Access to a larger market; global & international executives and professionals who are looking for temporary housing; Real Estate Transitions; relocations; Insurance Displacements and holiday renters
Higher rent rates because of all the includes in the property rental as well as the above sector will expect to pay premium rates for short and mid-term rentals. Access to the larger market which includes better qualified tenants who are or have been homeowners themselves and may have a higher respect for home ownership
Higher investment costs but you can deduct a percentage of the cost of the goods from your tax liability. Deductible expenses include both the cost of the replacement item and costs of disposal of the old item.
 

Pros/Cons regarding an unfurnished property:

Tenants who buy their own furniture may stay for longer, since they have made an investment and moving could be complex and expensive. Tenants may be happier with their own furniture and less problematic for you. You have no concerns over wear and tear if the property is unfurnished
Your will be limited to just the local market which means your tenants have to be fully vetted as with new RTB rules, a bad tenant is difficult to get rid of.
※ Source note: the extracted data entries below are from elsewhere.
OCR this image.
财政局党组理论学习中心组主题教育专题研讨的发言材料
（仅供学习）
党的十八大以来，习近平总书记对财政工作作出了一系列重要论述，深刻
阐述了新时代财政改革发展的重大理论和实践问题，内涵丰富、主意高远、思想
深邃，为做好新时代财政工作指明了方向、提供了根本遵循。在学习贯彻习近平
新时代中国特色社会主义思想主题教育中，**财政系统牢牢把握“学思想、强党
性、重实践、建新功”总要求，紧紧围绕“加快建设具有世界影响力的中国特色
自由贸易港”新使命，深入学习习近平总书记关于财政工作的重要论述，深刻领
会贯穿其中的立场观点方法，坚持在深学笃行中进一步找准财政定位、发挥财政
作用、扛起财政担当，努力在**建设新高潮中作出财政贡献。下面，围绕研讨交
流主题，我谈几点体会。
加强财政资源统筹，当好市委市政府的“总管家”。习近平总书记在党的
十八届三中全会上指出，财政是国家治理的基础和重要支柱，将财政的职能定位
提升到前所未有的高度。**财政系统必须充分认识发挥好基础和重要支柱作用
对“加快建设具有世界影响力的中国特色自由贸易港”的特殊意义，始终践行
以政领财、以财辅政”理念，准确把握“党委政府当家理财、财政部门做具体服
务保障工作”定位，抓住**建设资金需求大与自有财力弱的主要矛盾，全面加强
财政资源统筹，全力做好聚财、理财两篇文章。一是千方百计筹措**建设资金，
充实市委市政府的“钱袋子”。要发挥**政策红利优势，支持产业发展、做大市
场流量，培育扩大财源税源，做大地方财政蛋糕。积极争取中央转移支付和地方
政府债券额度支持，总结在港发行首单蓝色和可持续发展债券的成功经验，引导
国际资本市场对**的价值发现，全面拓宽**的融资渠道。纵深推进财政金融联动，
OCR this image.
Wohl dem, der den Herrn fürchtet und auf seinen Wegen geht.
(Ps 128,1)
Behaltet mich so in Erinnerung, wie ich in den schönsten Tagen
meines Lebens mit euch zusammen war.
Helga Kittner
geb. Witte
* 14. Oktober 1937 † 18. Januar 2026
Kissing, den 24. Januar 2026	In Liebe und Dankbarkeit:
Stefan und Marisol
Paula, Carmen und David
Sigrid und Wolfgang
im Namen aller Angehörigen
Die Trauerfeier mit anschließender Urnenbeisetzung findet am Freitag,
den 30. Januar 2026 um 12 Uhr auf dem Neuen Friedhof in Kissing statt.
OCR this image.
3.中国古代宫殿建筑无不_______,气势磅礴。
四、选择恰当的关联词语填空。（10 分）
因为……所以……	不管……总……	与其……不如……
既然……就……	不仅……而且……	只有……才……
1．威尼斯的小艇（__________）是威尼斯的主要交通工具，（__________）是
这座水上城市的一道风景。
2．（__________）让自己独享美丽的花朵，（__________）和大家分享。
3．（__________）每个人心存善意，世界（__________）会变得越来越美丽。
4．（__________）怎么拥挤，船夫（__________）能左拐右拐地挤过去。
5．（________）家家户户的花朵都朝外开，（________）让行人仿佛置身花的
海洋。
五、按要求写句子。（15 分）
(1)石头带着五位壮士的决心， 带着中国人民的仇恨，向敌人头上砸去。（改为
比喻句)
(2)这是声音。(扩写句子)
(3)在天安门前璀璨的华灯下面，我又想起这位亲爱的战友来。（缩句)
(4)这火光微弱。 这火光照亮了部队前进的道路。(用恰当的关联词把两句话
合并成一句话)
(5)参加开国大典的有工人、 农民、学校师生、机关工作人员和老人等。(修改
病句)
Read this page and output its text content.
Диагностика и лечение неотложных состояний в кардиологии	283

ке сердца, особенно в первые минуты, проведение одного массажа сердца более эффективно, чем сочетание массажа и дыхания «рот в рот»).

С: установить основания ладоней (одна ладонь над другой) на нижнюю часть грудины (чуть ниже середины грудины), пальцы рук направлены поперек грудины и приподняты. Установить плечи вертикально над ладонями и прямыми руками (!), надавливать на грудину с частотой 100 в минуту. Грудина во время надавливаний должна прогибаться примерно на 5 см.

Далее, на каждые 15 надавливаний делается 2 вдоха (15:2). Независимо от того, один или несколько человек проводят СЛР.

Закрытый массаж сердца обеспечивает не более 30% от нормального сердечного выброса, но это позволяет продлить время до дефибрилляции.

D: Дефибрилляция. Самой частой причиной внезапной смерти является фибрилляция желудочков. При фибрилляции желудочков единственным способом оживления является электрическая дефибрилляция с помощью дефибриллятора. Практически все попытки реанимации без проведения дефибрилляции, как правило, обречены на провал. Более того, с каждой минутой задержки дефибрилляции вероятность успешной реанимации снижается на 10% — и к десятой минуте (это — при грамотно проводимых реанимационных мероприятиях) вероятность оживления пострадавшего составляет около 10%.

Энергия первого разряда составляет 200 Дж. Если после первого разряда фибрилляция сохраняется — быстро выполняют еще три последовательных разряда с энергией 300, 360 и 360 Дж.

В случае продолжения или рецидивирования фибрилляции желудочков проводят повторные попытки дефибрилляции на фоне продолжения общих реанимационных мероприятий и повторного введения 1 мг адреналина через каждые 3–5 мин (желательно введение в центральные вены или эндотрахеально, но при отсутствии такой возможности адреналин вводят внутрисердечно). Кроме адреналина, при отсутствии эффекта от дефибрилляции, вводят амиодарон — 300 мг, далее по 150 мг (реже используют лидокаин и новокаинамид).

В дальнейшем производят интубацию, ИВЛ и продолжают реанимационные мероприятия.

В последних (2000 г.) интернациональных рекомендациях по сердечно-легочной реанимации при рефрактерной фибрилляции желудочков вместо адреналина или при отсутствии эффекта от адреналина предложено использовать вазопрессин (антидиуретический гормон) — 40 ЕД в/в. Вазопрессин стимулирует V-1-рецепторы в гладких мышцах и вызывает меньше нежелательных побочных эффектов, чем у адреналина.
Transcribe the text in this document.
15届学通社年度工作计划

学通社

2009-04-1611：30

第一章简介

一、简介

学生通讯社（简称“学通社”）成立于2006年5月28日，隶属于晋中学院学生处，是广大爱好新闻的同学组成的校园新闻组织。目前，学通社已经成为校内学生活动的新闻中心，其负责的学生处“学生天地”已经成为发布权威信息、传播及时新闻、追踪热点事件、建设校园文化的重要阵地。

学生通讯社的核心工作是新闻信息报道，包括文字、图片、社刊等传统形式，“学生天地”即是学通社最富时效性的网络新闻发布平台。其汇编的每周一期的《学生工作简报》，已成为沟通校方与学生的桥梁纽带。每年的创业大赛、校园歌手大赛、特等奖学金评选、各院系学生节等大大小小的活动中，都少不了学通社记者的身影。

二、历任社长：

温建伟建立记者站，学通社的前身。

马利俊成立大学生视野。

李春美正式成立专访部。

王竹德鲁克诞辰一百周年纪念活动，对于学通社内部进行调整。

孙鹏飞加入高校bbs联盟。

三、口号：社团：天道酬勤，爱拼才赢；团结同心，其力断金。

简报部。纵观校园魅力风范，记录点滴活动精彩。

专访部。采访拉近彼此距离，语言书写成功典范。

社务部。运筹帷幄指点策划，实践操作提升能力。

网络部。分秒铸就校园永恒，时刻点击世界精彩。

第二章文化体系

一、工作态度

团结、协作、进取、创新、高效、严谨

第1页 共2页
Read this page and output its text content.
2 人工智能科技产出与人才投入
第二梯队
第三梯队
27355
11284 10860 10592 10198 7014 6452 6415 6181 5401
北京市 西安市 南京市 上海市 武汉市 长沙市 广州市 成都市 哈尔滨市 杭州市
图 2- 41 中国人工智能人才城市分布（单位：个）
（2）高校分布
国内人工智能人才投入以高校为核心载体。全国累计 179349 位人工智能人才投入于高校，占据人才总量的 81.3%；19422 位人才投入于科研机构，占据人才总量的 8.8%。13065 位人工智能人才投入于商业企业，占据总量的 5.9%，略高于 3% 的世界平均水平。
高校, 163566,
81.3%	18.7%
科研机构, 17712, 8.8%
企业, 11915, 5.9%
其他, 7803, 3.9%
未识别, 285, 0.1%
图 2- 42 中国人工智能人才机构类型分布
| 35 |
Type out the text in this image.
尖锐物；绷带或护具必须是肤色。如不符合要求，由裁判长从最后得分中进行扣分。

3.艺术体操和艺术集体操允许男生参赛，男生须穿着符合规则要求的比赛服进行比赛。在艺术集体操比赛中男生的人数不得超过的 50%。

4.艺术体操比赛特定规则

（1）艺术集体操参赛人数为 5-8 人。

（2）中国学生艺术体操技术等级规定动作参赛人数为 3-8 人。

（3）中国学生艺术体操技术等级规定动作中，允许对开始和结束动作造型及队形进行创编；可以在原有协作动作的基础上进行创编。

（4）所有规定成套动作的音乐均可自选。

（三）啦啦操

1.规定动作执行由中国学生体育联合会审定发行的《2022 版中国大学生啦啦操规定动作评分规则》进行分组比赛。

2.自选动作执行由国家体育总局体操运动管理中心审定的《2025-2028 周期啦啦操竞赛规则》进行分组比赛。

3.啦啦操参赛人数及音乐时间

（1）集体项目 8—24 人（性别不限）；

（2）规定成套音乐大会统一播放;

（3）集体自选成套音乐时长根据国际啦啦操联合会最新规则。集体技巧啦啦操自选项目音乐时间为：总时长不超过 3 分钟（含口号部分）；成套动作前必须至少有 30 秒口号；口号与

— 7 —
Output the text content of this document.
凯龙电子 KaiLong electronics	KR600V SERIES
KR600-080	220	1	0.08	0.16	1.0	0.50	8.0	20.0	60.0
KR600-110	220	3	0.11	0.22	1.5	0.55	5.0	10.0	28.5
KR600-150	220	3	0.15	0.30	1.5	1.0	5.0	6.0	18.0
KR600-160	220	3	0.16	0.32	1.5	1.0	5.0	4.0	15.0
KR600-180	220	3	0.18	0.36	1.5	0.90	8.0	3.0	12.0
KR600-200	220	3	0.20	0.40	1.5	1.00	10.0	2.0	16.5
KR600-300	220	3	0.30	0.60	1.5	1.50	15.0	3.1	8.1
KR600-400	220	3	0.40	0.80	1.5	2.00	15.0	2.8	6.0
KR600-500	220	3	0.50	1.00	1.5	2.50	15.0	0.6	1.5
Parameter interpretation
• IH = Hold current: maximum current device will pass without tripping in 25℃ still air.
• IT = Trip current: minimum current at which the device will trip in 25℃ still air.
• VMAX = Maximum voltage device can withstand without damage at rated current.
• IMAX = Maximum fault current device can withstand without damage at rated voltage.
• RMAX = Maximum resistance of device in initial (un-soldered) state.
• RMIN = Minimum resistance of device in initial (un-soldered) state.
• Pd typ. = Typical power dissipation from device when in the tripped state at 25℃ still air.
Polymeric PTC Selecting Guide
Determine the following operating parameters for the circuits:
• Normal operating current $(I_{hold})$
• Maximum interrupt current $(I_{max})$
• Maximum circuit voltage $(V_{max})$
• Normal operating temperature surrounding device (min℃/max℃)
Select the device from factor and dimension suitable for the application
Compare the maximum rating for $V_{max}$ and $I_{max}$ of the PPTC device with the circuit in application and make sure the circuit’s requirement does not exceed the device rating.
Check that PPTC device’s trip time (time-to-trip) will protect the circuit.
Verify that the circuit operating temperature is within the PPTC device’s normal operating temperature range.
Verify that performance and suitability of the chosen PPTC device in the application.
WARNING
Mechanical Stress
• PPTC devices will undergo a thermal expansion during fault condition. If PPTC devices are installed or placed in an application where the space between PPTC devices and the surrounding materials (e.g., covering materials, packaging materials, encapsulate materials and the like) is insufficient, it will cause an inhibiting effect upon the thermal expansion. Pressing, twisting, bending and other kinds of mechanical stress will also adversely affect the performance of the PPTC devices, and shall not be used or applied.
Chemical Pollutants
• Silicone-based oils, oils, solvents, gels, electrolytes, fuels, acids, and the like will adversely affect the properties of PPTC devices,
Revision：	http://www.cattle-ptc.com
A third option is to let a property part-furnished, which is a term completely open to your interpretation.
 
You could put in everything except beds (since many tenants have their own beds), or you could show the property to potential tenants, offering them the choice of whether to have additional furniture or not.
 
Lettings agents favour this option, since it gives the greatest flexibility and makes it easier to find tenants.
 
Ideally, there should be enough furniture that the property looks ‘lived in’ and functional, but not so much that the place is cluttered. Having too much of a landlord’s furniture crammed into a property is off putting.